Изредка и только по делу заходил Свентицкий, который никогда мне не напоминал ни о моем поведении при первом знакомстве, ни о моей протекции. Мне нравился этот спокойный и грустный человек, который с каким-то убежденным фатализмом принимал все, что происходило с ним. Однажды он мне сказал:
– Лев Эммануилович! У меня есть очень хороший настоящий чай. Я буду рад, если вы вечером зайдете ко мне выпить чаю. Теперь между нами нет никаких деловых отношений, я от вас не завишу, и ваши убеждения, которые я очень почитаю, ничем не будут затронуты.
И стал я иногда – и все чаще – заходить к Якову Павловичу. И не столько, чтобы выпить действительно настоящего вкусного чая, сколько для того, чтобы поговорить с ним. В хлеборезке было всегда тепло и уютно, вкусно пахло свежим хлебом и крепким чаем. Постель на топчане чиста и аккуратно застелена, в углу на гвозде всегда висела старая, но очень достойного вида шуба.
Свентицкий много ездил по свету.
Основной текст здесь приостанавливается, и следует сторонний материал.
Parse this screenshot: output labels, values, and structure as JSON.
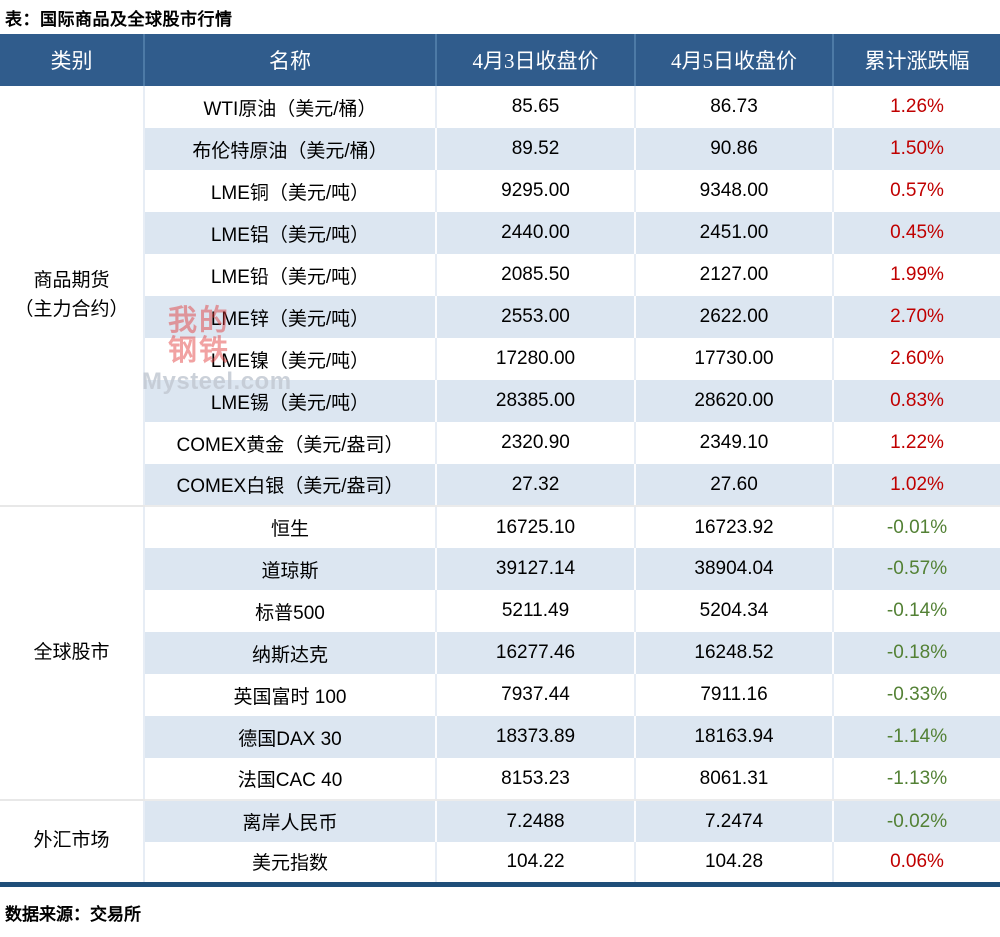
{
  "chart_data": {
    "type": "table",
    "title": "表：国际商品及全球股市行情",
    "source": "数据来源：交易所",
    "columns": [
      "类别",
      "名称",
      "4月3日收盘价",
      "4月5日收盘价",
      "累计涨跌幅"
    ],
    "groups": [
      {
        "category": "商品期货（主力合约）",
        "category_lines": [
          "商品期货",
          "（主力合约）"
        ],
        "rows": [
          {
            "name": "WTI原油（美元/桶）",
            "apr3": "85.65",
            "apr5": "86.73",
            "change": "1.26%"
          },
          {
            "name": "布伦特原油（美元/桶）",
            "apr3": "89.52",
            "apr5": "90.86",
            "change": "1.50%"
          },
          {
            "name": "LME铜（美元/吨）",
            "apr3": "9295.00",
            "apr5": "9348.00",
            "change": "0.57%"
          },
          {
            "name": "LME铝（美元/吨）",
            "apr3": "2440.00",
            "apr5": "2451.00",
            "change": "0.45%"
          },
          {
            "name": "LME铅（美元/吨）",
            "apr3": "2085.50",
            "apr5": "2127.00",
            "change": "1.99%"
          },
          {
            "name": "LME锌（美元/吨）",
            "apr3": "2553.00",
            "apr5": "2622.00",
            "change": "2.70%"
          },
          {
            "name": "LME镍（美元/吨）",
            "apr3": "17280.00",
            "apr5": "17730.00",
            "change": "2.60%"
          },
          {
            "name": "LME锡（美元/吨）",
            "apr3": "28385.00",
            "apr5": "28620.00",
            "change": "0.83%"
          },
          {
            "name": "COMEX黄金（美元/盎司）",
            "apr3": "2320.90",
            "apr5": "2349.10",
            "change": "1.22%"
          },
          {
            "name": "COMEX白银（美元/盎司）",
            "apr3": "27.32",
            "apr5": "27.60",
            "change": "1.02%"
          }
        ]
      },
      {
        "category": "全球股市",
        "category_lines": [
          "全球股市"
        ],
        "rows": [
          {
            "name": "恒生",
            "apr3": "16725.10",
            "apr5": "16723.92",
            "change": "-0.01%"
          },
          {
            "name": "道琼斯",
            "apr3": "39127.14",
            "apr5": "38904.04",
            "change": "-0.57%"
          },
          {
            "name": "标普500",
            "apr3": "5211.49",
            "apr5": "5204.34",
            "change": "-0.14%"
          },
          {
            "name": "纳斯达克",
            "apr3": "16277.46",
            "apr5": "16248.52",
            "change": "-0.18%"
          },
          {
            "name": "英国富时 100",
            "apr3": "7937.44",
            "apr5": "7911.16",
            "change": "-0.33%"
          },
          {
            "name": "德国DAX 30",
            "apr3": "18373.89",
            "apr5": "18163.94",
            "change": "-1.14%"
          },
          {
            "name": "法国CAC 40",
            "apr3": "8153.23",
            "apr5": "8061.31",
            "change": "-1.13%"
          }
        ]
      },
      {
        "category": "外汇市场",
        "category_lines": [
          "外汇市场"
        ],
        "rows": [
          {
            "name": "离岸人民币",
            "apr3": "7.2488",
            "apr5": "7.2474",
            "change": "-0.02%"
          },
          {
            "name": "美元指数",
            "apr3": "104.22",
            "apr5": "104.28",
            "change": "0.06%"
          }
        ]
      }
    ]
  },
  "watermark": {
    "logo_lines": [
      "我的",
      "钢铁"
    ],
    "site": "Mysteel.com"
  },
  "colors": {
    "header_bg": "#305c8c",
    "header_text": "#ffffff",
    "row_stripe": "#dce6f1",
    "positive_red": "#c00000",
    "negative_green": "#538135",
    "bottom_border": "#1f4e79"
  }
}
Был почти во всех государствах Европы, бывал и на Востоке, даже в Палестине. Не столько из-за религиозных чувств, – по-моему, он был совершенно лишен их, – сколько из-за любопытства. И рассказывал он умно, лаконично, сразу же находя самые точные определения. Совсем не банальные, скорее – парадоксальные. Никогда не расспрашивал я его о семье, её участи, о том, как и каким образом очутился он в Советской России один-одинешенек. Одиночество было, кажется, одним из главных свойств его натуры. Он не дружил, как все «придурки», с медицинской аристократией из санчасти, к нему не приходили потолковать «о том о сем» его земляки. Он жил наедине со своими мыслями, и я не могу объяснить, почему я стал его собеседником, вернее, слушателем его размышлений о судьбах еврейского народа.